• Skip to main content

    Market Data

    US scrap export market roiled by Middle East unrest

    Written by Ethan Bernard


    The state of the US export market for recycled ferrous scrap is in extreme flux due to events of the last 10 days.

    The outbreak of war with Iran and the collateral damage to the Gulf States have thrown the entire region into chaos. The navigation restrictions at the Strait of Hormuz have caused freight costs to rise with uncertainty as to where they will ebb, sources say.

    The effects on scrap exports from both Europe and the US into the Mediterranean Basin are hard to understand at this point.

    Since the beginning of hostilities, there has been several cargoes sold to Turkey from Northern Europe, the lowest priced being $363.50 per metric ton (mt) CFR for HMS 80/20. This price is down from earlier sales by a solid $5-7/mt, probably assisted by a strengthening of the US dollar vs. the euro. 

    There have been no cargoes sold to Turkey from the US East Coast since the war began. The last US sale to Turkey was at $374/mt CFR just prior to the start of any strikes.

    Cargo costs

    Although bulk scrap can move freely across the Atlantic, the costs have significantly risen. Sources have told SMU, freight rates need constant updating due to vessel shortages and increased fuel costs.

    One source said, “Last week, it (the freight) would have been $50 or a little more. Today, I’m still waiting for feedback.”

    A scrap trader in Italy told SMU the prices in Turkey depend on what happens with the war. He is worried many of Turkey’s customers for steel are the Gulf States, which have been drawn in to the war.

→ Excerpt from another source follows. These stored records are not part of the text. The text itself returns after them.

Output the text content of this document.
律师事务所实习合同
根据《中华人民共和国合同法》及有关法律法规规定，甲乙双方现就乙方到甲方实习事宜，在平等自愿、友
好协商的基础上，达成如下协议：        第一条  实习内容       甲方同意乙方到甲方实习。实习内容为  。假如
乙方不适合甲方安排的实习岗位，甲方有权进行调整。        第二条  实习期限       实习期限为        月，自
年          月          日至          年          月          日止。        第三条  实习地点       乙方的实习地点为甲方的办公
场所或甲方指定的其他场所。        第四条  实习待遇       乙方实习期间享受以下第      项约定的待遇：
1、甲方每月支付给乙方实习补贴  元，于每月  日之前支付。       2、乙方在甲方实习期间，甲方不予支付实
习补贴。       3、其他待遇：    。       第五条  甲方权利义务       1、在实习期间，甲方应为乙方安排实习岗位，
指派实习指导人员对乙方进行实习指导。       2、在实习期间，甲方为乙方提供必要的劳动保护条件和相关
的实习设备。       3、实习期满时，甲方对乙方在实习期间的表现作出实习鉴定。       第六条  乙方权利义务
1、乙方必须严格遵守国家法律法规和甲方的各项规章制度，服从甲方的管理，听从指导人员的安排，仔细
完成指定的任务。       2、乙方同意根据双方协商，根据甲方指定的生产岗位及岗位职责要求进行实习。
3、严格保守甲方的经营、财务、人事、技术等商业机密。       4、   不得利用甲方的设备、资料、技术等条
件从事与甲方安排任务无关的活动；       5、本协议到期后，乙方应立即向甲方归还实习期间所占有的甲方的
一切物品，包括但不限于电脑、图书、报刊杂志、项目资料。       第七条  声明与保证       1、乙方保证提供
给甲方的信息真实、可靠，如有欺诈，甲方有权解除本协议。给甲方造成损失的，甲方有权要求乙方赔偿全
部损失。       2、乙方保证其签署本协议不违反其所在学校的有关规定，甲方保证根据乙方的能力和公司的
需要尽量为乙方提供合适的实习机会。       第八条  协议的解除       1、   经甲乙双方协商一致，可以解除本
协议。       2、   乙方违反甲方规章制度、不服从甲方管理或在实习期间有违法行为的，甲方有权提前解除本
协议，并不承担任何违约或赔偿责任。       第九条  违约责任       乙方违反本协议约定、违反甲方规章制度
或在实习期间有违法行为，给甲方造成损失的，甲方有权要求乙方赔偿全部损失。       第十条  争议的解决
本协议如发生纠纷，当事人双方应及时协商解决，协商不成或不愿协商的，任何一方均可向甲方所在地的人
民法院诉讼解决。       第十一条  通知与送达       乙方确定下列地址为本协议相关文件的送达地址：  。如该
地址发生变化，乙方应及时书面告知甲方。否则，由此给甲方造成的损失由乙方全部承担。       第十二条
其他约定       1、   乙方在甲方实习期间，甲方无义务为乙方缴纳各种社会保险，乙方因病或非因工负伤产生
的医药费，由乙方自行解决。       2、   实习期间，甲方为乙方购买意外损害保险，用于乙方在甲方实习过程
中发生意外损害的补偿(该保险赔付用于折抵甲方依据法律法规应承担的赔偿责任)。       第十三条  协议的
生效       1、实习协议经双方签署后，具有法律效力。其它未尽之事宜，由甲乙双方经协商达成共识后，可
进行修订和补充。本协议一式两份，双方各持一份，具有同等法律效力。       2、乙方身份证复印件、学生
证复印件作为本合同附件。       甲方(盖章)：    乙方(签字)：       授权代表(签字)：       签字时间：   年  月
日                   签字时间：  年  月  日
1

    But, for now, the freights from Northern Europe and North America are the issue. Turkey is seeking short-sea cargoes, but their attempts to buy below current levels have not resulted in orders. 

    A quick look at the LME scrap futures market shows trades at slightly higher prices in the months ahead for imports into Turkey. This would be a complete reversal over 2025.  

    Sideways domestically

    Another aspect limiting US and Canadian scrap exports is their domestic markets have moved sideways for March shipment. This leaves a big gap between export and domestic prices on an FOB basis, even before the freight costs are considered.

    The exporters on the East Coast are continuing to sell domestically, especially for shredded. It is unclear what price US-based exporters would accept for deep-sea bulk cargoes, but some are saying north of $385/mt CFR.

    Interestingly enough, SMU contacted a scrap firm in the Northeast region who told SMU the export yards in New England have lowered prices for HMS by $10 per gross ton (gt).

    Recall that US scrap prices traded sideways in March. Our source acknowledged this but said, “The dealers will not fight it too much because winter is basically over and the spring flush is coming out.”

    On the West Coast, according to a source, another bulk cargo of HMS 80/20 was transacted for shipment to Turkey at $374/mt CFR. The container market into Taiwan and the Far East remains firm. The bulk market into South Asia has improved but the Turkish price still is preferable at this point.